Dina Silver, envuelta en un abrigo de piel y con un pañuelo negro al cuello, subió los escalones acompañada por un joven calvo y de espesa perilla. Michael se tranquilizó al reconocer a una policía de paisano en la persona de la joven fotógrafa que llevaba una cámara al hombro y el distintivo de la prensa en el cuello del abrigo. La chica lo saludó discretamente con la cabeza y dirigió el objetivo hacia la pareja. Michael quería pensar que lograría fotografiar a todo el mundo, aunque sabía que era imposible.

El otro fotógrafo se había situado en el primer escalón y estaba jugueteando con un mechero. También había periodistas de verdad entre la multitud, y fotógrafos de prensa que dirigían sus cámaras hacia la muchedumbre que subía la escalinata del redondo templo de piedra.

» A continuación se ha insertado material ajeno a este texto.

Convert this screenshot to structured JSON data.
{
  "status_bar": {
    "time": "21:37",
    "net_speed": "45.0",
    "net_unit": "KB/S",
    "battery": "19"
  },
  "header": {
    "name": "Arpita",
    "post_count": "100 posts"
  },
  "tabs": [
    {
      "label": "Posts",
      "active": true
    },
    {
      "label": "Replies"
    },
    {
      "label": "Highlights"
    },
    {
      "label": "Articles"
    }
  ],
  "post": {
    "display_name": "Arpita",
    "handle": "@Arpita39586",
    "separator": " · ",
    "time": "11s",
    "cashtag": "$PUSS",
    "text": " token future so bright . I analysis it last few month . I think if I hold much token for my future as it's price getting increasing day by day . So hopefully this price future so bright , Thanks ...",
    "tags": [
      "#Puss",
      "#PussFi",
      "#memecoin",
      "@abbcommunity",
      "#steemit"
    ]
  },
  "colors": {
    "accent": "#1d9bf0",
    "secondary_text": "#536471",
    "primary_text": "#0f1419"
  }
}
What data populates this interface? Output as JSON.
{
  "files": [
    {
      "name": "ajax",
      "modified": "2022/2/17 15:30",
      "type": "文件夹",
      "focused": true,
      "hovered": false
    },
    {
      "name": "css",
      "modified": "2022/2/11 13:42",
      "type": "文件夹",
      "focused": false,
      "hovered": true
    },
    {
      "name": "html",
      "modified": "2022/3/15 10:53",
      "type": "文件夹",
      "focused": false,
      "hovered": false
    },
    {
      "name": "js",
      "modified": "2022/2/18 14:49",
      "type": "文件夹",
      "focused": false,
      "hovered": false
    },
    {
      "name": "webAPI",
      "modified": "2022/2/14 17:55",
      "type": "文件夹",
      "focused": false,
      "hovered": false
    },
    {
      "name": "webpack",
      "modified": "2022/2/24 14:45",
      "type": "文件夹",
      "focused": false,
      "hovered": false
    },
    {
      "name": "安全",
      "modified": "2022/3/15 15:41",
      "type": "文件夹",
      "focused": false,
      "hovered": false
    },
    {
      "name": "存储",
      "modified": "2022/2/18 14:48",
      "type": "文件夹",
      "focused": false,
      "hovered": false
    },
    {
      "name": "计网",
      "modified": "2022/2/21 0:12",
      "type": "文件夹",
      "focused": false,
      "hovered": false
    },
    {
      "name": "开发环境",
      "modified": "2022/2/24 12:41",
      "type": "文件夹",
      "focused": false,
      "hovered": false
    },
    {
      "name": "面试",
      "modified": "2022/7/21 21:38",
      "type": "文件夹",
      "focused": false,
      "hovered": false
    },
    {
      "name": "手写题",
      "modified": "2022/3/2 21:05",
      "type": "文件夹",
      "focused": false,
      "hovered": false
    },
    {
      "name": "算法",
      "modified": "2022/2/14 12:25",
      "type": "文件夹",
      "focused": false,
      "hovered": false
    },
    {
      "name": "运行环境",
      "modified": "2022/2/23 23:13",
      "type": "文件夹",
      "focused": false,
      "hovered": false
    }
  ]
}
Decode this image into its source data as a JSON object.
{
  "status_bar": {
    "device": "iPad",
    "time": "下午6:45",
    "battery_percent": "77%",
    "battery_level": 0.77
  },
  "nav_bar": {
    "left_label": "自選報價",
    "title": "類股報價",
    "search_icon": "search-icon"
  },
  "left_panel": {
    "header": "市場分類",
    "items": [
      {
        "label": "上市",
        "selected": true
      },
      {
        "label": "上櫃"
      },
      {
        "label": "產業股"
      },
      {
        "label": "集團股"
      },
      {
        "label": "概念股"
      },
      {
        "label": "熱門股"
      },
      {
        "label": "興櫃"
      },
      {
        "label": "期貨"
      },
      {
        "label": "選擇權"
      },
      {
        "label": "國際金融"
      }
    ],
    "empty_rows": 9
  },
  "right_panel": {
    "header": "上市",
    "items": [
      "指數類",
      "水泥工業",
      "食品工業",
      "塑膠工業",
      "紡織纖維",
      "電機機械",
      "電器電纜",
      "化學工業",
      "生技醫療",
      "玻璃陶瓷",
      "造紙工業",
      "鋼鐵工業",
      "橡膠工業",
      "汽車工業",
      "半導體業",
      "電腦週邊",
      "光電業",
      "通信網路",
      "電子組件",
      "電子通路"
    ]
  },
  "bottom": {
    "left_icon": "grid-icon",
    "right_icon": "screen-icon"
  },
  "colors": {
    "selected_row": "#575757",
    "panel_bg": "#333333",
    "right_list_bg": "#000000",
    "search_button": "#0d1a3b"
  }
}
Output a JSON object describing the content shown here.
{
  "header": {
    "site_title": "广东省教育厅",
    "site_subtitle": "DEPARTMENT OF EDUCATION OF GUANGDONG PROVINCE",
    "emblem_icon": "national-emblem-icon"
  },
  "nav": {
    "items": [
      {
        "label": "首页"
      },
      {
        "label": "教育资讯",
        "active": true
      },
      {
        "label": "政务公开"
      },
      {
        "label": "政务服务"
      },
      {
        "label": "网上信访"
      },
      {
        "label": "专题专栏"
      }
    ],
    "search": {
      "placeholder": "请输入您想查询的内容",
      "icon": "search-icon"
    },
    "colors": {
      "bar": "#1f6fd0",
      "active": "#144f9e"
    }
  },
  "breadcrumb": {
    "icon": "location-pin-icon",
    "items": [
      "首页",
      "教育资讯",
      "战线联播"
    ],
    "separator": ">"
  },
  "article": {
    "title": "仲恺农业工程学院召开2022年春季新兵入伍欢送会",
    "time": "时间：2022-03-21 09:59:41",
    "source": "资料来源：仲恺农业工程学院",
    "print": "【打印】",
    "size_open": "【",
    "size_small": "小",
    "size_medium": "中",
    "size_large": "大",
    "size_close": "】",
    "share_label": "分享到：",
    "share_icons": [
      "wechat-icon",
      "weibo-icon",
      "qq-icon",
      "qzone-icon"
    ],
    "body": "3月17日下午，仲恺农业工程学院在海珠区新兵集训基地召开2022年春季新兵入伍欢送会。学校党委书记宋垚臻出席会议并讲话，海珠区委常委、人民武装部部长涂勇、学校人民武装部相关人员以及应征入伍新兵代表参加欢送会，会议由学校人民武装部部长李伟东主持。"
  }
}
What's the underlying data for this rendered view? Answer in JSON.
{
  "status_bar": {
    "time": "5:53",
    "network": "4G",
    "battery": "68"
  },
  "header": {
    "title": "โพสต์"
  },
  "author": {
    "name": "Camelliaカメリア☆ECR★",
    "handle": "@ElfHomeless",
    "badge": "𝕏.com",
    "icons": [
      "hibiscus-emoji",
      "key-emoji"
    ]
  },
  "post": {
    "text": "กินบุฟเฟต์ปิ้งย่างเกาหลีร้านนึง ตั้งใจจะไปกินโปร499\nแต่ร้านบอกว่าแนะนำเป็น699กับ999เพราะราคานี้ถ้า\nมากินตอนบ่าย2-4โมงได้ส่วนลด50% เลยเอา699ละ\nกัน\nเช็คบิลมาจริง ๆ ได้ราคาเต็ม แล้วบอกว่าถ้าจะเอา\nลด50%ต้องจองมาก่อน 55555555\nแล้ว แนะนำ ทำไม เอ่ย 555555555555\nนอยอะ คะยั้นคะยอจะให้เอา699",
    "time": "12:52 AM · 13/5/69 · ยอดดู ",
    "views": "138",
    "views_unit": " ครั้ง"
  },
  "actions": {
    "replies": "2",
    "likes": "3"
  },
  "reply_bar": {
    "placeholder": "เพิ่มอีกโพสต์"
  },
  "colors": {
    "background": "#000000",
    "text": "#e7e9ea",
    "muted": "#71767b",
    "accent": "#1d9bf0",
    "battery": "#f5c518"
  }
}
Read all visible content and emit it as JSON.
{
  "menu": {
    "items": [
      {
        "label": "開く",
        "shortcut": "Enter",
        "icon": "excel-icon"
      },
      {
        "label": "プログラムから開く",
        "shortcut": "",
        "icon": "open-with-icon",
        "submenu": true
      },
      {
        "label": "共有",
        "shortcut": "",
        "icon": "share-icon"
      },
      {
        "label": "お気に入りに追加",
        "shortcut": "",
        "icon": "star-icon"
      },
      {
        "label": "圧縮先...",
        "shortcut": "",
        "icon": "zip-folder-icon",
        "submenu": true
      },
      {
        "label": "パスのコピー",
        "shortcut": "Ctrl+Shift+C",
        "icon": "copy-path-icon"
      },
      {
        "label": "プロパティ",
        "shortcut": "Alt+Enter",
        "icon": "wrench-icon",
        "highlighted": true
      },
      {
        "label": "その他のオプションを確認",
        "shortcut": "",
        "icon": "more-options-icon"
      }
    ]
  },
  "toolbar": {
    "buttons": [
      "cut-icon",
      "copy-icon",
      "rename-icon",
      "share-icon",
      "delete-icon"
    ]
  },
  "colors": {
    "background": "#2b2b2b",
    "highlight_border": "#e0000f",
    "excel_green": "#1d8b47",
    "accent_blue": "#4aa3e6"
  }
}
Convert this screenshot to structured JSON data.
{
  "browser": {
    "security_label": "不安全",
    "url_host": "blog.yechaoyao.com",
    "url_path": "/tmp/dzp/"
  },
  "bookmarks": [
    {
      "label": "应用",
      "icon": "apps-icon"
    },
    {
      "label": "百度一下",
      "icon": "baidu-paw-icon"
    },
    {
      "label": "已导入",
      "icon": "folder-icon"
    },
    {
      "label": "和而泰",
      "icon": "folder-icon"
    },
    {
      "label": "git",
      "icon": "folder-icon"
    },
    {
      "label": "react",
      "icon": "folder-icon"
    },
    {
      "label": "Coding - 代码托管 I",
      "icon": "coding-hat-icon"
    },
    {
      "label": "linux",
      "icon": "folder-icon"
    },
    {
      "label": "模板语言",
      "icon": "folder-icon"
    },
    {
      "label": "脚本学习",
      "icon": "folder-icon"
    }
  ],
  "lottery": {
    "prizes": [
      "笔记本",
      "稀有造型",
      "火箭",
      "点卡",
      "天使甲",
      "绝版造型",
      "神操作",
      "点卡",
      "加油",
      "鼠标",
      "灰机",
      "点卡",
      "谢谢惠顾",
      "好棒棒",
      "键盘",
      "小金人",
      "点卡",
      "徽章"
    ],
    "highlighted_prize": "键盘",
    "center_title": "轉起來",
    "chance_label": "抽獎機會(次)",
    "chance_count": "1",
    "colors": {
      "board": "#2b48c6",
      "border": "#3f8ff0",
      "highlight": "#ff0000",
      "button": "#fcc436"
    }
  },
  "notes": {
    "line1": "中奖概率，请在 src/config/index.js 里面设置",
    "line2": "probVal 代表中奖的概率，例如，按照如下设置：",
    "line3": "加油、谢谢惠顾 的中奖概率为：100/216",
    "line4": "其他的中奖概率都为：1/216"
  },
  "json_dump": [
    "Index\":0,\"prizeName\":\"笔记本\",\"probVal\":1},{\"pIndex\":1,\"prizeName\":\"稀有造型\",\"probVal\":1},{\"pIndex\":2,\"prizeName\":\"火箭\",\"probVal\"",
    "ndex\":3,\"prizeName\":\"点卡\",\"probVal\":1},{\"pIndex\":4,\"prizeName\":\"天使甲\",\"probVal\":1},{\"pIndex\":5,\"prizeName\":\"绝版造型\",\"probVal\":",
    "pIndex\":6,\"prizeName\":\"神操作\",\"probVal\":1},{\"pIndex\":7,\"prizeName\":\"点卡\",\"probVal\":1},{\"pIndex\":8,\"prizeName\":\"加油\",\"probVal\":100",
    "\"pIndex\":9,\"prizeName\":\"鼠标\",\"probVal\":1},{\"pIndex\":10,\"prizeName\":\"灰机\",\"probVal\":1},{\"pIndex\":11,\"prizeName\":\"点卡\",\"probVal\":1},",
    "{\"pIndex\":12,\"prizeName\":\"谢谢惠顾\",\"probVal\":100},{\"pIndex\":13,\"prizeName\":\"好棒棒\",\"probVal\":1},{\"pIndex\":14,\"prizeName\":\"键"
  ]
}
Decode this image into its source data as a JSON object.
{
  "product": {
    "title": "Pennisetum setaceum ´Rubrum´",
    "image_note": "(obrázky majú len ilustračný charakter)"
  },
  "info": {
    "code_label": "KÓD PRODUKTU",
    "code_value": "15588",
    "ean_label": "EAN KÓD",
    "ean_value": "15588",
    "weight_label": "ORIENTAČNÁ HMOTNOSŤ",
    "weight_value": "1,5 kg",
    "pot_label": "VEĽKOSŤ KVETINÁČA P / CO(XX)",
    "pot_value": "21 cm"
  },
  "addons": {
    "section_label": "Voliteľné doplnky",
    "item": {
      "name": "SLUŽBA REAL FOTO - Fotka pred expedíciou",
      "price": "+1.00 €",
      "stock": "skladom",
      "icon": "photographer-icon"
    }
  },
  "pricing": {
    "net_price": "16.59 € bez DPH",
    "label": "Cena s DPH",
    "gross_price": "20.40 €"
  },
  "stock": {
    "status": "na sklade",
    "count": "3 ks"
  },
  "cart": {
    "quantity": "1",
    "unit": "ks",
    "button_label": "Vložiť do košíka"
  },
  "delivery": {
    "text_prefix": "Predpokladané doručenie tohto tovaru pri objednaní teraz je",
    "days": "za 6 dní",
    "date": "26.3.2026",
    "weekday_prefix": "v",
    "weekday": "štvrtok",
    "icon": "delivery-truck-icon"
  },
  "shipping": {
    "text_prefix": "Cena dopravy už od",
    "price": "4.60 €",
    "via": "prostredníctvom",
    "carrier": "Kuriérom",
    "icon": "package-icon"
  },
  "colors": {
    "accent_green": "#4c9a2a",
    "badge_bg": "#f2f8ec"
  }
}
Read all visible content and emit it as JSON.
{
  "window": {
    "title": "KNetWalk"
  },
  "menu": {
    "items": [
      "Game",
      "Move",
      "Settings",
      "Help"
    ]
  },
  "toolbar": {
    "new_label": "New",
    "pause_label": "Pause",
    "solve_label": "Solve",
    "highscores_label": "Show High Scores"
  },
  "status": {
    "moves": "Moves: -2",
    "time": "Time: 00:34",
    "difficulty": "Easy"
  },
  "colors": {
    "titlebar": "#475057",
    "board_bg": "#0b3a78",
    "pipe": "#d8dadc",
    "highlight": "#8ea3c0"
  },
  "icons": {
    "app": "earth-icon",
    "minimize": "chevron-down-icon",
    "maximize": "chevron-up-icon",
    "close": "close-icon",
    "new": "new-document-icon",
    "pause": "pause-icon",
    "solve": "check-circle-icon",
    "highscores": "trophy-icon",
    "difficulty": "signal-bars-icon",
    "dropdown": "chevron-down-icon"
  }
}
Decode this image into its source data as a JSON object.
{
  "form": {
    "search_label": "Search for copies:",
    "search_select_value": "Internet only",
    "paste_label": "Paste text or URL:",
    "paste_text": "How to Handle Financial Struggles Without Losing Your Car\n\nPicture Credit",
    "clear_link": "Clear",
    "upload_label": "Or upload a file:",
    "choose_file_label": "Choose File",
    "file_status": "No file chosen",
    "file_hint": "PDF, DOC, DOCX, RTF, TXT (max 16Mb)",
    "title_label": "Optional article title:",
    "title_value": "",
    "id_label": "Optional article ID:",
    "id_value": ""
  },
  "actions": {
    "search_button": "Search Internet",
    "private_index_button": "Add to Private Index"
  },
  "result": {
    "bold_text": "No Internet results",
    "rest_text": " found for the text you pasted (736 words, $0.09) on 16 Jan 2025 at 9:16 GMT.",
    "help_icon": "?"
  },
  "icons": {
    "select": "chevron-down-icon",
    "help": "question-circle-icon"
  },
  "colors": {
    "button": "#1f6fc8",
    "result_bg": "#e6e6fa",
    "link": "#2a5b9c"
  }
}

Apoyándose en Rosenfeld, cuya boca parecía desnuda sin su habitual puro, el viejo Hildesheimer iba subiendo escalón a escalón con dificultad, los hombros caídos, la cabeza inclinada y el rostro oculto tras un sombrero oscuro. Al otro lado de Rosenfeld iba una mujer a la que Michael no conocía. Imaginó que la mayoría de los psicoanalistas acudirían con sus familiares o, al menos, con sus esposas. Muchas personas subían con paso lento y pesado por la ancha escalinata. Todos vestían gruesos abrigos. Desde la tormenta del sábado por la noche hacía un frío lacerante.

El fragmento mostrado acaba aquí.